Film d’animation belgo-français de Michel Hazanavicius, avec (voix) Jean-Louis Trintignant, Grégory Gadebois, Dominique Blanc, Denis Podalydès… 1h21. Sortie le 20 novembre 2024.
Les réalisateurs traditionnels sont de plus en plus nombreux à effectuer des échappées vers le cinéma d’animation dont les possibilités techniques et graphiques infinies facilitent la concrétisation de certains projets. C’était assurément le choix idéal pour porter à l’écran le conte de Jean-Claude Grumberg, tout en respectant son atmosphère fantastique. Au cœur d’une forêt polonaise, un bûcheron et son épouse vivent coupés du monde, loin du fracas de la Seconde Guerre mondiale. Jusqu’au jour où la femme recueille un bébé tombé (ou jeté) d’un train de déportés qu’elle entreprend d’élever comme si c’était le sien, sans d’abord rien en dire à son époux. Le bambin prend rapidement une place de choix parmi ce couple, le mari lui témoignant même peu à peu la tendresse d’un père… Michel Hazanavicius s’est approprié cette histoire simple et pourtant si compliquée en dessinant lui-même les visages de ses protagonistes comme des eaux-fortes au fusain façon Chagall qui ont servi de base au travail de l’équipe chargée de l’animation. Le réalisateur de The Artist signe sans doute ainsi paradoxalement son film le plus personnel en s’adressant à un public de tous âges, ce qui est rarement le cas des films qui traitent de la Solution Finale, tant le sujet est de nature à effrayer. Au point que Claude Lanzmann avait décrété qu’aucune œuvre de fiction ne serait jamais en mesure de se montrer à la hauteur de l’enjeu, pas plus La liste de Schindler (1993) de Steven Spielberg que La vie est belle (1997) de Roberto Benigni n’ayant trouvé grâce aux yeux du mémorialiste de Shoah (1985) rallié à la fameuse formule d’Elie Wiesel, “ Dire l’indicible ”. Ne jamais rien montrer, surtout huit décennies après les faits, serait cependant apporter de l’eau saumâtre au moulin des négationnistes qui ne demandent que ça. Il apparaît donc plus essentiel que jamais d’entretenir la flamme de notre mémoire collective et de l’empêcher de vaciller.
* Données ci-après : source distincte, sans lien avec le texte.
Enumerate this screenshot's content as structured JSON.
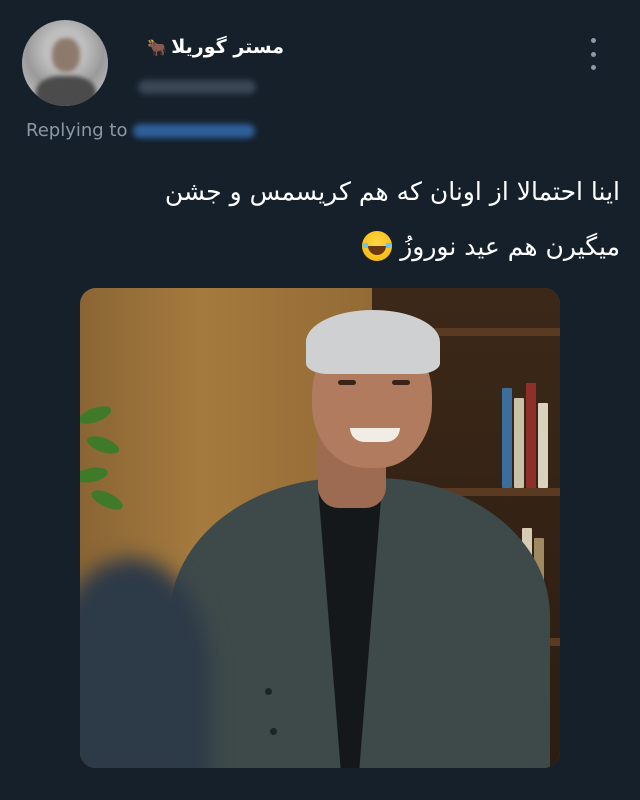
{
  "tweet": {
    "display_name": "مستر گوریلا",
    "display_name_icon": "🐂",
    "replying_to_label": "Replying to",
    "text_line_1": "اینا احتمالا از اونان که هم کریسمس و جشن",
    "text_line_2": "میگیرن هم عید نوروزُ",
    "emoji": "laughing-with-tears-emoji"
  },
  "colors": {
    "background": "#15202b",
    "text_primary": "#ffffff",
    "text_secondary": "#8b98a5",
    "link_blue": "#1d9bf0"
  }
}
Michel Hazanavicius emprunte en quelque sorte un itinéraire bis en misant sur la notoriété du texte de Jean-Claude Grumberg (Éditions du Seuil, 2019), lui-même destiné à un lectorat plutôt jeune par sa facture et son caractère mémoriel. Pour avoir souvent officié comme scénariste (il a même obtenu un César en 2003 pour Amen de Costa Gavras) et écrivain pour enfants, le dramaturge est devenu un véritable expert en la matière. Il sait combien il est parfois plus efficace de suggérer que de montrer et joue dans La plus précieuse des marchandises sur la présence du hors-champ afin de dépeindre le bouleversement d’un couple qui ne veut rien savoir de ce qui se trame à proximité de chez lui pour continuer à vivre tranquillement. Jusqu’au moment où il sauve malgré lui ce bambin d’une extermination inéluctable par pure charité, mais surtout pour combler un manque dans sa vie de famille, quitte à accéder au statut de justes sans l’avoir prémédité. La puissance de ce récit repose en effet sur le rôle qu’y tient le hasard, car ses protagonistes n’ont vraiment rien de héros. Ce sont des gens ordinaires qui se trouvent confrontés à des événement extraordinaires sans toujours en mesurer les conséquences. Ils ont juste conscience qu’il convient de cacher ce poupon dont ils ne peuvent biologiquement pas être les parents, même s’ils assument ce rôle au quotidien et s’humanisent à son contact. Hazanavicius s’appuie en outre pour donner un supplément d’âme à ces personnages sur un casting vocal de haute volée, du narrateur que Jean-Louis Trintignant a campé quelques semaines avant sa disparition au bûcheron campé par Grégory Gadebois en remplacement d’un Gérard Depardieu devenu trop encombrant et à son épouse qu’incarne Dominique Blanc. Ce film élégant et déchirant atteint à une justesse miraculeuse par la simplicité avec laquelle il aborde la pire des tragédies à travers le prisme de la bienveillance et de l’humanité. Il est plus que jamais nécessaire d’en méditer les enseignements face aux apôtres du mensonge toujours en embuscade.